The cynical side of me cringes when I hear of another historic Black first. On any given day, the Black press recognizes the first Black person to do this, and the first Black person to do that. Black History Month is famous for recognizing Black firsts. As absurd as the Black first movement is, I acknowledge there are moments when Black firsts creates moments of joy, pride, excitement, wonder, and encouragement. 

The most recent Black first was the appointment of Ketanji Brown Jackson. I jumped back on my cynic cycle asking why is this such a big deal; shouldn’t we be discussing why it took so long for a Black woman to join the Supreme Court of the United States? However, I quickly softened after seeing all those little Black school girls so inspired seeing someone who looks like them heading to the Supreme Court that they wrote letters and sent crayon drawings expressing their pride and joy while vowing to be just like her when they grow up. Firsts can be both ridiculous and empowering.  

I stumbled on a new book representing the history of a Black female first. Initially, my Mr. Cynic alter ego told me what a stupid topic the book ‘Tanqueray’ is. Who wants to read about the first Black burlesque dancer on Time Square? But hey, don’t judge me. It’s summertime and the livin’ is easy. Something about learning about a Black burlesque dancer got my attention, so off into the book I went. 

It didn’t take long to discover the most amazing part of the story, which had nothing to do with the Black woman or burlesque. It was the author. 

I wrote a book about 10 years ago and just knew my experience with my character could never be duplicated. Not only did the author of ‘Tanqueray’ share his journey creating the book, it was damn near the same author experience I had with my character. The comparisons are freaky. 

The author went through the same events with Tanqueray as I did with Melvin Wade, and the similarities between the two characters are remarkable. They both lived unconventional lives outside of Black cultural norms; they both were involved in untraditional industries; they both are fantastic story tellers who can talk without interruption for hours going from one topic to the next in no particular order; they both reached the pinnacle of success for a very short period of time and was left with hardly any money by the time they hit their 60s. The author also met Tanqueray by happenstance just as I did with Melvin. There are even more similarities that convinced me right in the introduction of the book that I should give this book a try. 

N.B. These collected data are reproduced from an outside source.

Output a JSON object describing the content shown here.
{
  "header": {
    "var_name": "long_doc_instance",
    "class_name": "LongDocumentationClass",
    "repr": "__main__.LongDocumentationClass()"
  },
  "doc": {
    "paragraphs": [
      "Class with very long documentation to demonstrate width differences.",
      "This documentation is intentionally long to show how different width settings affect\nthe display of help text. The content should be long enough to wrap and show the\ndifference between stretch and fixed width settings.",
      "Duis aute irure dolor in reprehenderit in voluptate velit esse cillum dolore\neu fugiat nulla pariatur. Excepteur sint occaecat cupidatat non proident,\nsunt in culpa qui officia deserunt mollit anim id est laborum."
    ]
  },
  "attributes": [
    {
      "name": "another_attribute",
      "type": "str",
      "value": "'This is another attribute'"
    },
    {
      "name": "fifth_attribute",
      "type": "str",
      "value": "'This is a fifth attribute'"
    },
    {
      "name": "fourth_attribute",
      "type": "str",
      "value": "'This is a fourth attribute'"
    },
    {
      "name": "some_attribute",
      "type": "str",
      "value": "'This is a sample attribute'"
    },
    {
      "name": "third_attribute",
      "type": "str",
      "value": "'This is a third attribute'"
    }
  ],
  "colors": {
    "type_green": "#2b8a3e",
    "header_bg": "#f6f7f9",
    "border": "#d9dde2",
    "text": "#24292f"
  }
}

The Tanqueray story is remarkable. It tells of a lady, now in her late 70s, sharing stories from her troubled early childhood near Albany, NY, to arriving in NYC before the age of 20 and carving out a fabulous life for herself working in various adult entertainment businesses. You can’t help but to hang on every word because the stories are so colorful to the point of sounding unbelievable even though you know they aren’t. You can’t make this stuff up!

Stephanie Johnson’s life as Tanqueray, the first black burlesque dancer on Times Square, would be expected to shed light on the sex entertainment industry in New York starting in the 60s, and it does, but not in the detail you’d expect. Johnson wasn’t a very sexual being, but she was smart, talented, driven, and a people person. She landed great jobs and great friends from all walks of life. The stories are as funny as they are sad, and Johnson keeps on plowing through life events with adventure and pizazz. 

This isn’t a Black Erotica book although you can easily read between the lines and imagine some of the stuff she saw and did. The book is really about what was going on in the head of Tanqueray as she moves from Albany to NYC, club to club, job to job, boyfriend to boyfriend, and from young lady to old lady. It’s a fun read that gets a little emotional in parts as I couldn’t help but to get pulled into her circumstances. 

Just like Melvin Wade, the later days of Stephanie Johnson’s life was pretty lonely mainly because she valued and protected her personal space and was very selective on who got close to her. The two of them are only a couple years apart in age and for the first time ever I connected with the author and the methods he used to get Tanqueray’s story because it’s practically the exact same process I employed to make sense of the stories Melvin Wade told to me. 

Would you rather read about the first Black man who owned an industrial factory on the Chester riverfront or read about the first Black woman to perform burlesque on Times Square? A good story is usually the only deciding factor when searching for something to read in the summer. ‘Tanqueray’ will tickle your fancy in more ways than one. It’s a heartwarming human story that’s laced with humor and human drama, just perfect for those days lounging poolside or on the beach.

Be the first among your friends to read ‘Tanqueray.’ That’s a first worth celebrating. 

(‘Tanqueray’ by Brandon Stanton)


p.s. When searching for the correct spelling of the Honorable Ketanji Brown Jackson’s first name, I entered ‘Brown Jackson’ and hit enter. To my surprise, Jackson Browne were some of the top search results. I guess she’s not yet a famous enough Black first to out Internet the famous folk rock musician and songwriter.